Aku menghela napasku.

"Baiklah. Ketika kau mengajariku sihir, kau adalah 'master,' dan di kantor, kau adalah 'bos'."

 

Aku setuju dengan itu. Aku sudah terbiasa dengan tingkat keegoisan seperti ini dari saudara perempuanku di Keluarga Hellvilleshine. Itulah sebabnya....

 

"Dan dalam kehidupan sehari-hari, aku ini Onee-chanmu!"

 

"Tidak, terima kasih."

 

"Mouuu!"

 

Aku dengan tegas menolak untuk memanggilnya begitu. Aku memang punya keinginan naluriah untuk memenuhi permintaannya, terutama saat pipinya menggembung karena frustrasi. Namun, aku tahu itu salah. Kami sekarang berbicara seperti teman, namun jauh di lubuk hati kami tidak saling percaya. Sebentar lagi aku harus berkonsentrasi pada bagianku dalam pekerjaan pengawasan. Aku akan berusaha sebaik mungkin untuk menjadi tukang kebun dan menjauhkan perhatian Lorde dari Sieg.

 

"Baiklah, Bos, mari kita lakukan pekerjaan kita. Tolong izinkan aku menggunakan peralatanmu."

 

Kami mulai bekerja dengan cepat. Peralatan untuk memangkas dahan telah disiapkan, dan kami telah menyapa pemilik rumah yang kebunnya akan kami garap. Dia mengawasi kami dari kejauhan sambil tersenyum. Dia tampak ingin mengawasi Lorde saat bekerja.

 

"Liner, apa kamu pernah mengerjakan halaman sebelumnya?"

 

"Sedikit, saat di atas permukaan. Aku cukup yakin aku bisa melakukan hal-hal dasar dengan cukup baik. Beritahu aku jika aku melakukan kesalahan."

Aku dengan cekatan memangkas pohon-pohon menggunakan gunting pilihan yang dimilikinya. Dengan pengalamanku sebelumnya, aku mampu menyingkirkan rintangan yang terlihat jelas di taman tanpa merusak fitur aslinya.

 

Lorde melihat apa yang kulakukan dan tampak terkejut.

"Heeh? Heeeh?! Kenapa.... kamu sangat ahli dalam hal ini, Liner."

 

"Aku biasanya menggunakan pedang, jadi aku cukup ahli menggunakan bilah."

Aku terkenal dengan ketangkasanku. Aku bisa menangani apa saja, meskipun semuanya mungkin kelas dua. Aku tidak seperti Sieg, yang memiliki ketangkasan yang sama namun sangat ahli dalam segala hal.

 

"Hei, jangan diam saja. Ayo kita lanjutkan. Aku tipe orang yang mencurahkan seluruh hati dan jiwanya ke dalam pekerjaannya."

 

"Oh, oke.
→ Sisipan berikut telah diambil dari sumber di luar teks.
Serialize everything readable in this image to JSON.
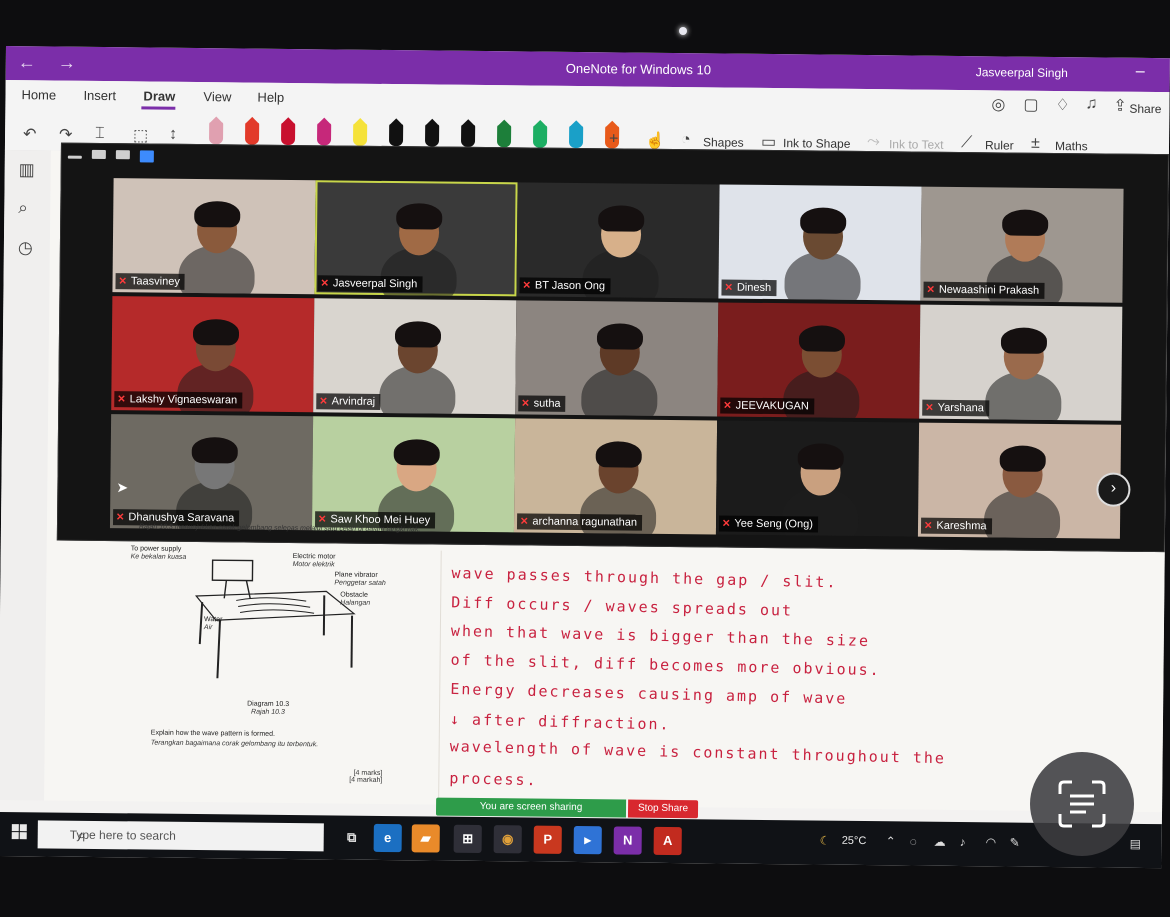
{
  "titlebar": {
    "title": "OneNote for Windows 10",
    "user": "Jasveerpal Singh",
    "back": "←",
    "forward": "→",
    "minimize": "–"
  },
  "ribbon": {
    "tabs": [
      "Home",
      "Insert",
      "Draw",
      "View",
      "Help"
    ],
    "active_tab": "Draw",
    "tools": {
      "shapes": "Shapes",
      "ink_to_shape": "Ink to Shape",
      "ink_to_text": "Ink to Text",
      "ruler": "Ruler",
      "maths": "Maths",
      "share": "Share"
    },
    "pen_colors": [
      "#e0a0b0",
      "#e23a2a",
      "#c8102e",
      "#c6287a",
      "#f5e23a",
      "#111111",
      "#111111",
      "#111111",
      "#1d7f3a",
      "#1cae63",
      "#1aa0c8",
      "#e85a1a"
    ]
  },
  "zoom": {
    "participants": [
      {
        "name": "Taasviney",
        "bg": "#cfc2b8",
        "skin": "#8a5a3c"
      },
      {
        "name": "Jasveerpal Singh",
        "bg": "#3a3a3a",
        "skin": "#a06a45",
        "speaking": true
      },
      {
        "name": "BT Jason Ong",
        "bg": "#2a2a2a",
        "skin": "#d7b08a"
      },
      {
        "name": "Dinesh",
        "bg": "#dfe3ea",
        "skin": "#6a4a32"
      },
      {
        "name": "Newaashini Prakash",
        "bg": "#9e9790",
        "skin": "#b07b58"
      },
      {
        "name": "Lakshy Vignaeswaran",
        "bg": "#b52a2a",
        "skin": "#7a4a35"
      },
      {
        "name": "Arvindraj",
        "bg": "#d9d5cf",
        "skin": "#6b452f"
      },
      {
        "name": "sutha",
        "bg": "#8c8580",
        "skin": "#5e3a26"
      },
      {
        "name": "JEEVAKUGAN",
        "bg": "#7a1d1d",
        "skin": "#7b4e33"
      },
      {
        "name": "Yarshana",
        "bg": "#d6d2cd",
        "skin": "#9a6a4c"
      },
      {
        "name": "Dhanushya Saravana",
        "bg": "#6e6a62",
        "skin": "#777777"
      },
      {
        "name": "Saw Khoo Mei Huey",
        "bg": "#b8d0a0",
        "skin": "#d9a783"
      },
      {
        "name": "archanna ragunathan",
        "bg": "#c9b59a",
        "skin": "#6a432d"
      },
      {
        "name": "Yee Seng (Ong)",
        "bg": "#1b1b1b",
        "skin": "#c9a07f"
      },
      {
        "name": "Kareshma",
        "bg": "#cbb6a6",
        "skin": "#8a5a40"
      }
    ]
  },
  "worksheet": {
    "intro": "Rajah 10.3 menunjukkan corak gelombang selepas melalui satu celah di dalam tangki riak.",
    "labels": [
      {
        "en": "To power supply",
        "ms": "Ke bekalan kuasa"
      },
      {
        "en": "Electric motor",
        "ms": "Motor elektrik"
      },
      {
        "en": "Plane vibrator",
        "ms": "Penggetar satah"
      },
      {
        "en": "Obstacle",
        "ms": "Halangan"
      },
      {
        "en": "Water",
        "ms": "Air"
      }
    ],
    "diagram": {
      "en": "Diagram 10.3",
      "ms": "Rajah 10.3"
    },
    "question": {
      "en": "Explain how the wave pattern is formed.",
      "ms": "Terangkan bagaimana corak gelombang itu terbentuk."
    },
    "marks": {
      "en": "[4 marks]",
      "ms": "[4 markah]"
    }
  },
  "notes": [
    "wave passes through the gap / slit.",
    "Diff occurs / waves spreads out",
    "when that wave is bigger than the size",
    "of the slit, diff becomes more obvious.",
    "Energy decreases causing amp of wave",
    "↓ after diffraction.",
    "wavelength of wave is constant throughout the",
    "process."
  ],
  "share_bar": {
    "status": "You are screen sharing",
    "stop": "Stop Share"
  },
  "taskbar": {
    "search_placeholder": "Type here to search",
    "temperature": "25°C"
  }
}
Aku mendapatkan suasana seperti itu darimu. Tapi sekarang kamu...."

Lorde mulai bekerja dengan tergesa-gesa juga. Namun, gerakannya kasar. Bukan karena dia kikuk, namun tingkat skill-nya sangat rendah jika dibandingkan dengan sihirnya. Dia menggerakkan tangannya seperti seorang pemula, meskipun pekerjaannya sendiri sudah memadai, mungkin karena pengalamannya selama bertahun-tahun. Singkatnya, pekerjaannya sebagai tukang kebun tidak konsisten.

 

Saat aku terus mengawasinya, aku bertanya-tanya apa mungkin ada petunjuk tentang strateginya, sang pemilik rumah, yang mengawasi dari jauh, memanggilku.

"Kamu cukup hebat, bukan, pemula?"

 

"Oh.... tidak, tidak juga. Tapi, apapun itu, apa kau punya masalah lain dengan rumahmu? Aku akan mengurusnya saat aku di sini."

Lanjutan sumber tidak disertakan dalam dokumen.